Replication of RCP into North West St Ann pre-schools:
The experience of the RCP has concretely demonstrated its potential to cost-effectively deliver a vital social service while incorporating multi-partner alliances. The adaptability and flexibility of the RCP model is one of its most important characteristics. It has been identified as an indigenous innovation, subjected to rigorous research, assessment and piloting that shape it into a replicable solution.
In a comprehensive study, Roopnarine (2005) convincingly explored the theoretical and research foundations and efficacy of the RCP and he concluded that:
The RCP carefully integrates childhood constructs rooted in child development theoretical principles that have well-defined norms of childhood behaviours and skills, eco-cultural frameworks on parental psychologies that lay the foundation for structuring everyday settings and experiences for young children, and prevention models that seek to identify risk factors within families and to develop appropriate services that would assist in moderating them.
Impact studies of the RCP were conducted by the Bernard van Leer Foundation in 2004 and 2008. The first study conducted in Jamaica concluded that the programme had a substantial impact on the cognitive development of young children after one year of enrolment.
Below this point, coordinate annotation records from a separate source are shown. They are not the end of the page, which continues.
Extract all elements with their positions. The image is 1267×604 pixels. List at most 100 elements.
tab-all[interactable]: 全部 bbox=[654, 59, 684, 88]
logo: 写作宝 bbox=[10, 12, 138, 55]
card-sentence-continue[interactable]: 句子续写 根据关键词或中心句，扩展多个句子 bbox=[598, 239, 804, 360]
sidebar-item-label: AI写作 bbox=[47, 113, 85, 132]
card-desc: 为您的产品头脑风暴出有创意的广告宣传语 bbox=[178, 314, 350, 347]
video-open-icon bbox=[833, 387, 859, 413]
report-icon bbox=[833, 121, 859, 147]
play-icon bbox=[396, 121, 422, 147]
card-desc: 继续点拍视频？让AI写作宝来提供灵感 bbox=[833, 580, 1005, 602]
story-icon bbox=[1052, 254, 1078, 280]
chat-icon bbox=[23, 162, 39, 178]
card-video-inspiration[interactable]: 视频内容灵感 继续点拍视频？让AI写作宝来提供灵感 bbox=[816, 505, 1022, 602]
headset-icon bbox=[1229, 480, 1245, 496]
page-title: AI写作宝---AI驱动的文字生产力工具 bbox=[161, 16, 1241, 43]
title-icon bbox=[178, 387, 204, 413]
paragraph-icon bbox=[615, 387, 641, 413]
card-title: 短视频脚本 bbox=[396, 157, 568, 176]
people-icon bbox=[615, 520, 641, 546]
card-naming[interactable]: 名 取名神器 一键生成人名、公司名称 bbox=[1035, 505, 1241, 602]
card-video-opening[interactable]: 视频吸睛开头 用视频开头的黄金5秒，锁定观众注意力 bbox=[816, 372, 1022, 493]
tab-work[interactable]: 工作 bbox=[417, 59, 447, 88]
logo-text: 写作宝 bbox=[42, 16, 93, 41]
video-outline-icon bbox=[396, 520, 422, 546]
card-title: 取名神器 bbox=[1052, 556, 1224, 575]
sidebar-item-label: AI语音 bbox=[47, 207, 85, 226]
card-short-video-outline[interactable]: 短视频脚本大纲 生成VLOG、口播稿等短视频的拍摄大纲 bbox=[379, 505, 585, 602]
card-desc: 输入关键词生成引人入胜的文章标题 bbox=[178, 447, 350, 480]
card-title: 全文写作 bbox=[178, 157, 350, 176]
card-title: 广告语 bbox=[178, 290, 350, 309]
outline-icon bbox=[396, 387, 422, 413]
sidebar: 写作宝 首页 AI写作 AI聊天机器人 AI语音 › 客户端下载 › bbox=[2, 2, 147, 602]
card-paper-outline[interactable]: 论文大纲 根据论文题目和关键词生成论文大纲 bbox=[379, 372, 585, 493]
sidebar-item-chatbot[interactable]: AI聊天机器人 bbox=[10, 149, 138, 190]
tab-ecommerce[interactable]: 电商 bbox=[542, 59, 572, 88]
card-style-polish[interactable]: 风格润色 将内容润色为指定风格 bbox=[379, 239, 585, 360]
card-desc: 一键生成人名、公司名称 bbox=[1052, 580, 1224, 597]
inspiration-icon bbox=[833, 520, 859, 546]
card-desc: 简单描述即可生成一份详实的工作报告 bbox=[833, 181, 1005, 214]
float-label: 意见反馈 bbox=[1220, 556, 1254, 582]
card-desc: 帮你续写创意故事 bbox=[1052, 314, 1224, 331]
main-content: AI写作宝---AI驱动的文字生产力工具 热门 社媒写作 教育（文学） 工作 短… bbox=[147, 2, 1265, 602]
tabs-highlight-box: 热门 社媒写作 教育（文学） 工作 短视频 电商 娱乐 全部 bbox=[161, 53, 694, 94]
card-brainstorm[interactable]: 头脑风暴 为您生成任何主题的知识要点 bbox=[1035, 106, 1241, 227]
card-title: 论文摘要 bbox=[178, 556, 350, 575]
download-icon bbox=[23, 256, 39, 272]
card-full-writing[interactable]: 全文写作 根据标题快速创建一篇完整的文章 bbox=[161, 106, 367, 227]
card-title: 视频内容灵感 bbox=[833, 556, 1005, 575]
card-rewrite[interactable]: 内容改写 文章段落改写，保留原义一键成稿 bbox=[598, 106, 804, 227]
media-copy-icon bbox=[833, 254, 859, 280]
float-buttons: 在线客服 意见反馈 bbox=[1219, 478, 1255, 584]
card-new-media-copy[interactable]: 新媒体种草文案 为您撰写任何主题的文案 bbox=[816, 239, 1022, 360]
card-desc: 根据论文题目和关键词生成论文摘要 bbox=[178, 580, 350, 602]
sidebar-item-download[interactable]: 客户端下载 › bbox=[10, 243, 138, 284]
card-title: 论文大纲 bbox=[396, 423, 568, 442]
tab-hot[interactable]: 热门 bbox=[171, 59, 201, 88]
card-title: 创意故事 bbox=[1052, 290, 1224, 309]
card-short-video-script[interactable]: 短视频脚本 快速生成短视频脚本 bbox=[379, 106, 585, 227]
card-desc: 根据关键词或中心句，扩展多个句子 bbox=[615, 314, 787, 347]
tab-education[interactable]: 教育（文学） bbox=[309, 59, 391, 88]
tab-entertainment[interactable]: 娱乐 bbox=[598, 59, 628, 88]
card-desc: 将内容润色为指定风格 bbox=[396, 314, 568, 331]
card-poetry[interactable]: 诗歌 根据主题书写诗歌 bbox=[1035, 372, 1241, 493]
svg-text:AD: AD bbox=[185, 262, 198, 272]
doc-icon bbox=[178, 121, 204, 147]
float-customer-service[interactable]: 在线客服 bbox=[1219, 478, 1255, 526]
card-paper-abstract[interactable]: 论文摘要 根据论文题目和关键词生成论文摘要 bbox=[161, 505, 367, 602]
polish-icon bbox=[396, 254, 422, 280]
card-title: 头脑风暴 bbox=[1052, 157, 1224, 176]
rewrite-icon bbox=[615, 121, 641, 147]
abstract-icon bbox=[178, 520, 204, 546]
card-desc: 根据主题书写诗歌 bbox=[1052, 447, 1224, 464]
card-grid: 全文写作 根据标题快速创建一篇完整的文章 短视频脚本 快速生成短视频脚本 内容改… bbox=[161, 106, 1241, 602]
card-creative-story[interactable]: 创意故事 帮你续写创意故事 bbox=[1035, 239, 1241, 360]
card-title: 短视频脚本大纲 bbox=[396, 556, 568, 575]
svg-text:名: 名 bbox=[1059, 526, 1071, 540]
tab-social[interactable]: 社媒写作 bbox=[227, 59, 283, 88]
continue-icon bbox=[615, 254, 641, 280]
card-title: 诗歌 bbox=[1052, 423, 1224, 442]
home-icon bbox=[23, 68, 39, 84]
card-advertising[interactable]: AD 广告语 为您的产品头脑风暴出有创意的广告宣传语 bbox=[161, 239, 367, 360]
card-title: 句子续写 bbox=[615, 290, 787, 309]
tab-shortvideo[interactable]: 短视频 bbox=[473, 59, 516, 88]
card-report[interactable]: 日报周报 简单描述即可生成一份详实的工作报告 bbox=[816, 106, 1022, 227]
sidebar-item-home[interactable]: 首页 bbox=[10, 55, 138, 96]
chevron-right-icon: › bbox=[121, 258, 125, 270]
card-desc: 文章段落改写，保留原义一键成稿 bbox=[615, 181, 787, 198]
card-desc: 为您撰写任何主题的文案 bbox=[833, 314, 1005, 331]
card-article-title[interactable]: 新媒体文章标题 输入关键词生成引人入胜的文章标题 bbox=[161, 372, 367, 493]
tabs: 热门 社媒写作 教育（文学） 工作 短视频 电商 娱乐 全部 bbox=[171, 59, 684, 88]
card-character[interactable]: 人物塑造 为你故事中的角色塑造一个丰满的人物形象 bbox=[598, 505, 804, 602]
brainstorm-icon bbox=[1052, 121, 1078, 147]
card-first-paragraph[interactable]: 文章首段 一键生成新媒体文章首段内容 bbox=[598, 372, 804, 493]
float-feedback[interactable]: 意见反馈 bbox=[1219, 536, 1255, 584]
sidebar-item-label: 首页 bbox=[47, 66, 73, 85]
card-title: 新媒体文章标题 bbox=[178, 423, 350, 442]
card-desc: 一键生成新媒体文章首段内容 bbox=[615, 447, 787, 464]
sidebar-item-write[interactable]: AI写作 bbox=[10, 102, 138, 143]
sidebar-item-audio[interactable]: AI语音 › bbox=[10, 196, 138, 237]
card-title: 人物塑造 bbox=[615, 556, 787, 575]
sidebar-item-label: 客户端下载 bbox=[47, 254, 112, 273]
These independent conclusions therefore attest to the theoretical and methodological soundness of the RCP replication and confirm that the core objective of stimulating the cognitive capacity of the child is attainable.
Why North West St Ann?
Children from chronically poor households are likely to experience the most debilitating kind of deprivation which is too often reflected in their performance at school. St Ann is steeped in poverty and is ranked as the poorest parish based on the consumption trend of its population. According to the Planning Institute of Jamaica's recently launched Jamaica poverty map, about 14 of the island's poorest communities are in the garden parish.
The findings provide very strong evidence in support of ensuring that poverty reduction should be accompanied by very deliberate and sustained emphasis on pre-school and primary school development and education.
Targeting the children of the poor and unemployed is of particular importance because it is this group that is less likely to enrol in pre-school or engage in early brain stimulation activities. This group is also more likely to attain lower achievement levels or grades for their age and to have poor cognitive ability.
The establishment of an RCP curriculum-based approach into existing pre-schools in North West St Ann that meets best practices standards will no doubt provide the gateway for early stimulation and an early head start in literacy for the children of this constituency. North West St Ann can therefore be an ideal location for the joint partnership between the Foundation for the Development of Caribbean Children and the Government of Jamaica
Dr Dayton Campbell, a medical doctor, is member of parliament for St Ann North West.